Luísa Salgueiro, presidente da câmara de Matosinhos, comentou este domingo o incidente na sua página de Facebook, descrevendo-o como “mais um ato de vandalismo”, realçando o facto de “infelizmente” não ser uma novidade. A autarca socialista sublinha, contudo, que “a política cultural é determinante para combater a intolerância”, sendo por isso “decisivo continuar a investir nesta área, como a Câmara Municipal de Matosinhos tem feito nas últimas três décadas”.
“Evidentemente que o investimento na cultura está longe de ser consensual e é perfeitamente respeitável que as pessoas tenham a opinião de que esta não seja uma responsabilidade do Estado, privando o seu acesso à classe média e baixa”, afirma a presidente do município, relembrando que “existem diversas formas legais, democráticas e menos lesivas do nosso património comum para evidenciar essa opinião”.“A diversidade de opiniões, a discussão de ideias antagónicas e a tolerância terão sempre lugar em Matosinhos”, assegura.
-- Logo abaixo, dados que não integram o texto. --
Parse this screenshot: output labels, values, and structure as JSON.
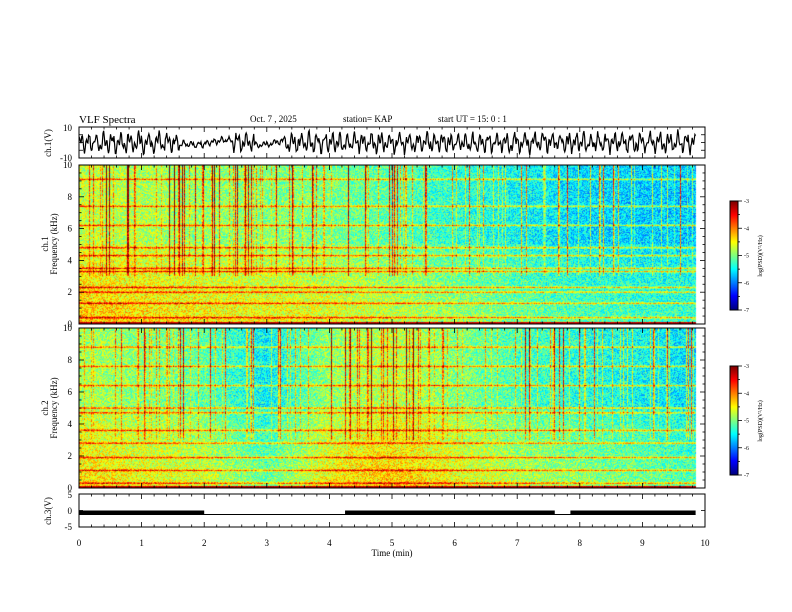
{
  "header": {
    "title": "VLF Spectra",
    "date": "Oct. 7 , 2025",
    "station": "station= KAP",
    "start": "start  UT =   15: 0  : 1"
  },
  "chart_data": {
    "type": "spectrogram",
    "x_axis": {
      "label": "Time  (min)",
      "range": [
        0,
        10
      ],
      "ticks": [
        "0",
        "1",
        "2",
        "3",
        "4",
        "5",
        "6",
        "7",
        "8",
        "9",
        "10"
      ],
      "data_end": 9.85
    },
    "panels": [
      {
        "id": "ch1-waveform",
        "type": "line",
        "ylabel": "ch.1(V)",
        "ylim": [
          -10,
          10
        ],
        "ticks": [
          "10",
          "-10"
        ],
        "quiet_intervals_min": [
          [
            1.65,
            2.45
          ],
          [
            2.8,
            3.3
          ]
        ]
      },
      {
        "id": "ch1-spectrogram",
        "type": "heatmap",
        "ylabel_channel": "ch.1",
        "ylabel": "Frequency  (kHz)",
        "ylim": [
          0,
          10
        ],
        "ticks": [
          "0",
          "2",
          "4",
          "6",
          "8",
          "10"
        ],
        "colorbar": {
          "label": "log(PSD)(V²/Hz)",
          "range": [
            -7,
            -3
          ],
          "ticks": [
            "-3",
            "-4",
            "-5",
            "-6",
            "-7"
          ]
        },
        "persistent_lines_khz": [
          0.4,
          1.3,
          2.0,
          2.3,
          3.3,
          3.5,
          4.3,
          4.8,
          6.2,
          7.4,
          9.1
        ],
        "base_level": [
          [
            0,
            -4.6
          ],
          [
            2,
            -4.8
          ],
          [
            4,
            -4.9
          ],
          [
            6,
            -5.2
          ],
          [
            8,
            -5.5
          ],
          [
            10,
            -5.6
          ]
        ]
      },
      {
        "id": "ch2-spectrogram",
        "type": "heatmap",
        "ylabel_channel": "ch.2",
        "ylabel": "Frequency  (kHz)",
        "ylim": [
          0,
          10
        ],
        "ticks": [
          "0",
          "2",
          "4",
          "6",
          "8",
          "10"
        ],
        "colorbar": {
          "label": "log(PSD)(V²/Hz)",
          "range": [
            -7,
            -3
          ],
          "ticks": [
            "-3",
            "-4",
            "-5",
            "-6",
            "-7"
          ]
        },
        "persistent_lines_khz": [
          0.3,
          1.1,
          1.9,
          2.8,
          3.6,
          4.7,
          5.0,
          6.4,
          7.6,
          8.8
        ],
        "base_level": [
          [
            0,
            -4.7
          ],
          [
            2,
            -5.0
          ],
          [
            3,
            -5.4
          ],
          [
            4,
            -4.8
          ],
          [
            5,
            -4.6
          ],
          [
            7,
            -5.1
          ],
          [
            10,
            -5.5
          ]
        ]
      },
      {
        "id": "ch3-digital",
        "type": "line",
        "ylabel": "ch.3(V)",
        "ylim": [
          -5,
          5
        ],
        "ticks": [
          "5",
          "0",
          "-5"
        ],
        "level_high_V": 0,
        "level_low_V": -1.2,
        "high_intervals_min": [
          [
            0,
            2.0
          ],
          [
            4.25,
            7.6
          ],
          [
            7.85,
            9.85
          ]
        ]
      }
    ]
  }
}
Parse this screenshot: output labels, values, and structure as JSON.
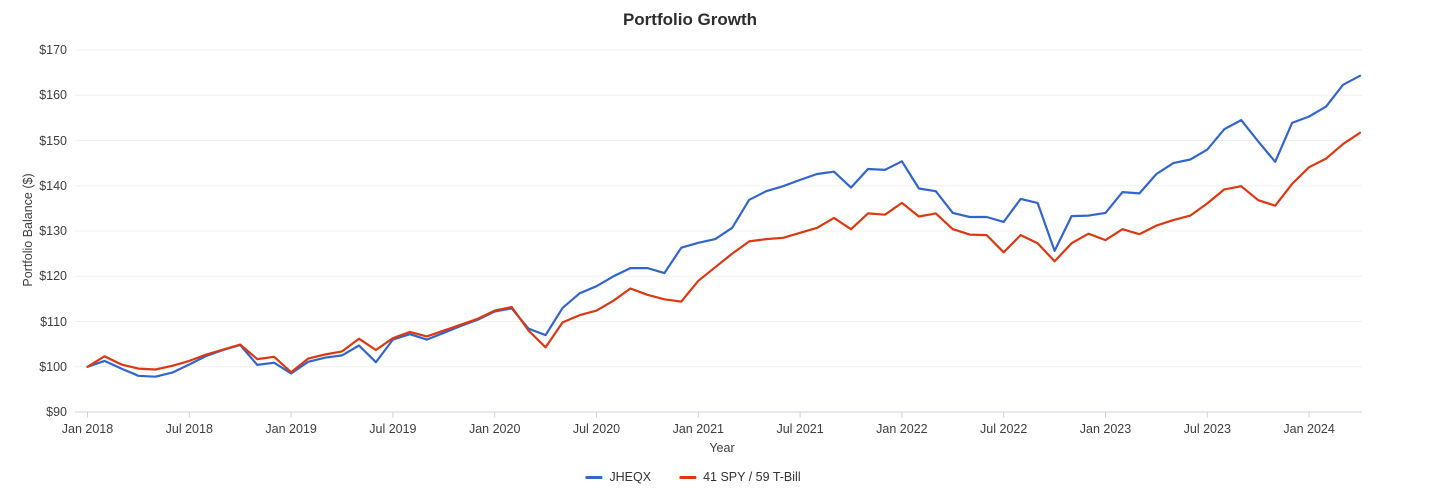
{
  "title": "Portfolio Growth",
  "background": "#ffffff",
  "colors": {
    "grid": "#f0f0f0",
    "axis": "#ccd2dc",
    "tick_text": "#3e3e3e",
    "title_text": "#2d2d2d",
    "series_blue": "#3366cc",
    "series_red": "#dc3912"
  },
  "axes": {
    "x_label": "Year",
    "y_label": "Portfolio Balance ($)",
    "y_ticks": [
      {
        "label": "$90",
        "value": 90
      },
      {
        "label": "$100",
        "value": 100
      },
      {
        "label": "$110",
        "value": 110
      },
      {
        "label": "$120",
        "value": 120
      },
      {
        "label": "$130",
        "value": 130
      },
      {
        "label": "$140",
        "value": 140
      },
      {
        "label": "$150",
        "value": 150
      },
      {
        "label": "$160",
        "value": 160
      },
      {
        "label": "$170",
        "value": 170
      }
    ],
    "x_ticks": [
      {
        "label": "Jan 2018",
        "month_index": 0
      },
      {
        "label": "Jul 2018",
        "month_index": 6
      },
      {
        "label": "Jan 2019",
        "month_index": 12
      },
      {
        "label": "Jul 2019",
        "month_index": 18
      },
      {
        "label": "Jan 2020",
        "month_index": 24
      },
      {
        "label": "Jul 2020",
        "month_index": 30
      },
      {
        "label": "Jan 2021",
        "month_index": 36
      },
      {
        "label": "Jul 2021",
        "month_index": 42
      },
      {
        "label": "Jan 2022",
        "month_index": 48
      },
      {
        "label": "Jul 2022",
        "month_index": 54
      },
      {
        "label": "Jan 2023",
        "month_index": 60
      },
      {
        "label": "Jul 2023",
        "month_index": 66
      },
      {
        "label": "Jan 2024",
        "month_index": 72
      }
    ]
  },
  "chart_data": {
    "type": "line",
    "title": "Portfolio Growth",
    "xlabel": "Year",
    "ylabel": "Portfolio Balance ($)",
    "ylim": [
      90,
      170
    ],
    "y_tick_step": 10,
    "grid": "horizontal-only",
    "legend_position": "bottom-center",
    "x_months": [
      "2018-01",
      "2018-02",
      "2018-03",
      "2018-04",
      "2018-05",
      "2018-06",
      "2018-07",
      "2018-08",
      "2018-09",
      "2018-10",
      "2018-11",
      "2018-12",
      "2019-01",
      "2019-02",
      "2019-03",
      "2019-04",
      "2019-05",
      "2019-06",
      "2019-07",
      "2019-08",
      "2019-09",
      "2019-10",
      "2019-11",
      "2019-12",
      "2020-01",
      "2020-02",
      "2020-03",
      "2020-04",
      "2020-05",
      "2020-06",
      "2020-07",
      "2020-08",
      "2020-09",
      "2020-10",
      "2020-11",
      "2020-12",
      "2021-01",
      "2021-02",
      "2021-03",
      "2021-04",
      "2021-05",
      "2021-06",
      "2021-07",
      "2021-08",
      "2021-09",
      "2021-10",
      "2021-11",
      "2021-12",
      "2022-01",
      "2022-02",
      "2022-03",
      "2022-04",
      "2022-05",
      "2022-06",
      "2022-07",
      "2022-08",
      "2022-09",
      "2022-10",
      "2022-11",
      "2022-12",
      "2023-01",
      "2023-02",
      "2023-03",
      "2023-04",
      "2023-05",
      "2023-06",
      "2023-07",
      "2023-08",
      "2023-09",
      "2023-10",
      "2023-11",
      "2023-12",
      "2024-01",
      "2024-02",
      "2024-03",
      "2024-04"
    ],
    "series": [
      {
        "name": "JHEQX",
        "color": "#3366cc",
        "values": [
          100.0,
          101.3,
          99.6,
          98.0,
          97.8,
          98.7,
          100.5,
          102.4,
          103.7,
          104.8,
          100.4,
          100.9,
          98.5,
          101.1,
          102.0,
          102.5,
          104.7,
          101.0,
          106.0,
          107.2,
          106.0,
          107.5,
          109.0,
          110.4,
          112.2,
          112.9,
          108.4,
          107.0,
          113.0,
          116.2,
          117.8,
          120.0,
          121.8,
          121.8,
          120.7,
          126.3,
          127.4,
          128.2,
          130.7,
          136.9,
          138.8,
          139.9,
          141.3,
          142.6,
          143.1,
          139.6,
          143.7,
          143.5,
          145.4,
          139.4,
          138.8,
          134.0,
          133.1,
          133.1,
          132.0,
          137.1,
          136.2,
          125.6,
          133.3,
          133.4,
          134.0,
          138.6,
          138.3,
          142.6,
          145.0,
          145.8,
          148.0,
          152.5,
          154.5,
          149.8,
          145.3,
          153.9,
          155.3,
          157.5,
          162.3,
          164.3
        ]
      },
      {
        "name": "41 SPY / 59 T-Bill",
        "color": "#dc3912",
        "values": [
          100.0,
          102.3,
          100.5,
          99.6,
          99.4,
          100.2,
          101.3,
          102.7,
          103.8,
          104.9,
          101.7,
          102.2,
          98.8,
          101.8,
          102.7,
          103.4,
          106.2,
          103.7,
          106.3,
          107.7,
          106.7,
          108.0,
          109.3,
          110.6,
          112.4,
          113.2,
          108.0,
          104.3,
          109.8,
          111.4,
          112.4,
          114.6,
          117.3,
          115.9,
          114.9,
          114.4,
          119.0,
          122.0,
          125.0,
          127.7,
          128.2,
          128.5,
          129.6,
          130.7,
          132.9,
          130.4,
          133.9,
          133.6,
          136.2,
          133.2,
          133.9,
          130.4,
          129.2,
          129.1,
          125.3,
          129.1,
          127.3,
          123.3,
          127.3,
          129.4,
          128.0,
          130.4,
          129.3,
          131.2,
          132.4,
          133.4,
          136.1,
          139.2,
          139.9,
          136.8,
          135.6,
          140.4,
          144.1,
          146.0,
          149.2,
          151.7
        ]
      }
    ]
  }
}
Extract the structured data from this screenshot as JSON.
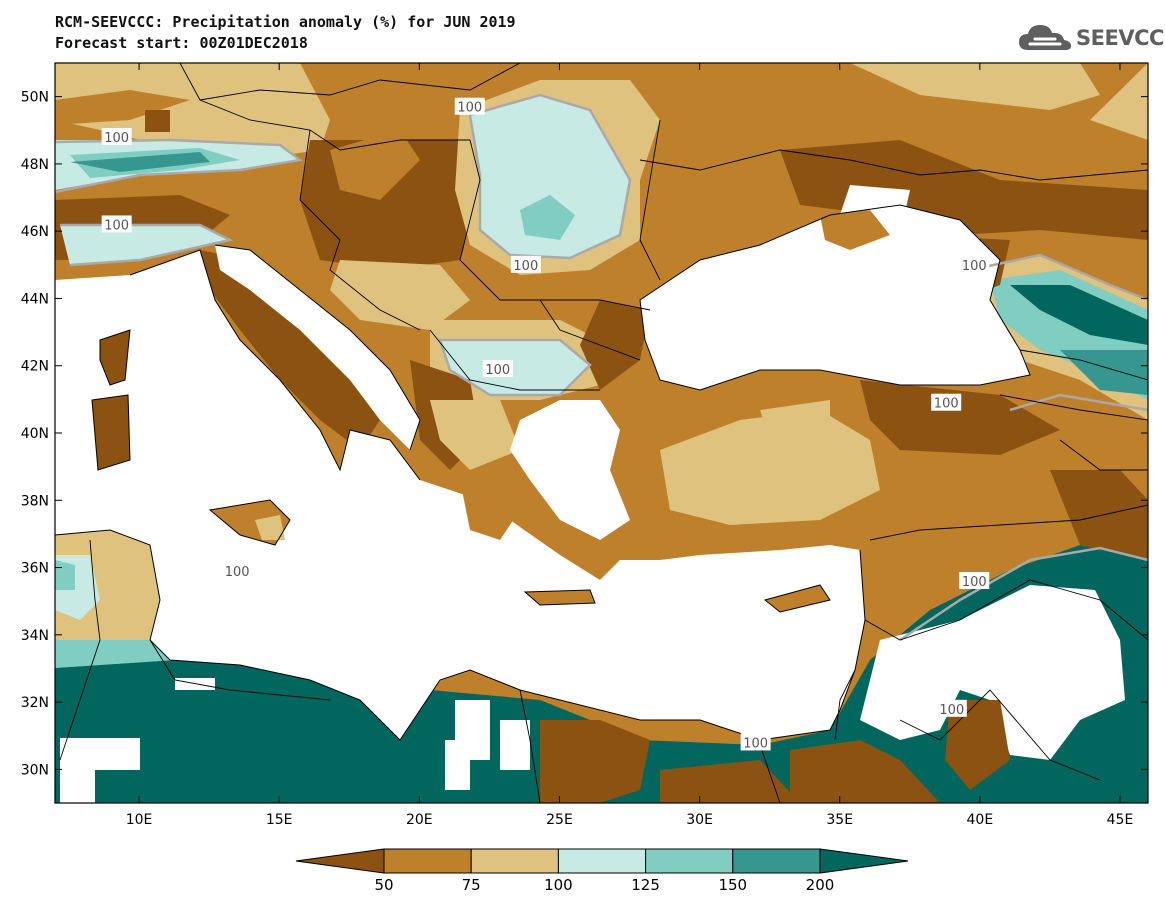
{
  "header": {
    "title": "RCM-SEEVCCC: Precipitation anomaly (%) for JUN 2019",
    "subtitle": "Forecast start: 00Z01DEC2018"
  },
  "logo": {
    "text": "SEEVCCC",
    "icon": "cloud-icon",
    "color": "#5f5f5f"
  },
  "map": {
    "lon_range": [
      7,
      46
    ],
    "lat_range": [
      29,
      51
    ],
    "lat_ticks": [
      {
        "value": 50,
        "label": "50N"
      },
      {
        "value": 48,
        "label": "48N"
      },
      {
        "value": 46,
        "label": "46N"
      },
      {
        "value": 44,
        "label": "44N"
      },
      {
        "value": 42,
        "label": "42N"
      },
      {
        "value": 40,
        "label": "40N"
      },
      {
        "value": 38,
        "label": "38N"
      },
      {
        "value": 36,
        "label": "36N"
      },
      {
        "value": 34,
        "label": "34N"
      },
      {
        "value": 32,
        "label": "32N"
      },
      {
        "value": 30,
        "label": "30N"
      }
    ],
    "lon_ticks": [
      {
        "value": 10,
        "label": "10E"
      },
      {
        "value": 15,
        "label": "15E"
      },
      {
        "value": 20,
        "label": "20E"
      },
      {
        "value": 25,
        "label": "25E"
      },
      {
        "value": 30,
        "label": "30E"
      },
      {
        "value": 35,
        "label": "35E"
      },
      {
        "value": 40,
        "label": "40E"
      },
      {
        "value": 45,
        "label": "45E"
      }
    ],
    "contour_labels": [
      {
        "text": "100",
        "lon": 9.2,
        "lat": 48.8
      },
      {
        "text": "100",
        "lon": 9.2,
        "lat": 46.2
      },
      {
        "text": "100",
        "lon": 21.8,
        "lat": 49.7
      },
      {
        "text": "100",
        "lon": 23.8,
        "lat": 45.0
      },
      {
        "text": "100",
        "lon": 22.8,
        "lat": 41.9
      },
      {
        "text": "100",
        "lon": 39.8,
        "lat": 45.0
      },
      {
        "text": "100",
        "lon": 38.8,
        "lat": 40.9
      },
      {
        "text": "100",
        "lon": 39.8,
        "lat": 35.6
      },
      {
        "text": "100",
        "lon": 13.5,
        "lat": 35.9
      },
      {
        "text": "100",
        "lon": 39.0,
        "lat": 31.8
      },
      {
        "text": "100",
        "lon": 32.0,
        "lat": 30.8
      }
    ],
    "colors": {
      "ocean": "#ffffff",
      "lt50": "#8c5212",
      "50_75": "#bf802b",
      "75_100": "#dfc27d",
      "100_125": "#c7eae5",
      "125_150": "#80cdc1",
      "150_200": "#35978f",
      "gt200": "#01665e"
    }
  },
  "colorbar": {
    "labels": [
      "50",
      "75",
      "100",
      "125",
      "150",
      "200"
    ],
    "colors": [
      "#8c5212",
      "#bf802b",
      "#dfc27d",
      "#c7eae5",
      "#80cdc1",
      "#35978f",
      "#01665e"
    ]
  }
}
Composta por cinco conjuntos de vigas de ferro, a peça está situada na Avenida da Liberdade, na marginal desenhada pelo arquiteto Siza Vieira, e é descrita no site da câmara como “apresentando uma nova perspetiva sobre a linha de horizonte do mar e sugerindo diversas interpretações através da forma e geometria e da sua sobreposição com o oceano”.
Em 2018, outra escultura do artista tinha sido intervencionada em Santo Tirso
Cabrita Reis é apresentado como “um dos principais embaixadores do movimento neominimalista em Portugal, com trabalhos expostos em todo o mundo e presente em museus e coleções nas mais variadas latitudes”.
O artista doou uma obra ao município de Santo Tirso em 2001 que “esteve 18 anos sem estar terminada”. Terminou-a Cabrita Reis no ano passado, “da maneira como entendi”, descreve. O artista trabalhou a martelo a superfície de uma construção em tijolo, mas “alguém terá seguido e continuado o trabalho de uma forma que não estava prevista”. No entanto, tal como manifestou na ocasião, não considera esse um ato de vandalismo. “A minha interpretação não é essa”.
As duas intervenções não autorizadas têm índoles diferenciadas, na opinião de Cabrita Reis.
“No caso de Santo Tirso, o que houve foi um desenvolvimento do trabalho que eu e os meus assistentes tínhamos realizado durante o dia. Durante a noite, alguém foi lá e fez o turno da noite”. Para Cabrita Reis, essa intervenção não trouxe consigo uma “carga negativa”, ao contrário do que aconteceu com “A Linha do Mar”, em que “se aproveitou uma obra de arte para prosseguir objetivos políticos inconfessados (ou não), ainda para mais numa obra que tinha sido inaugurada recentemente e portanto estava ainda debaixo de escrutínio público”.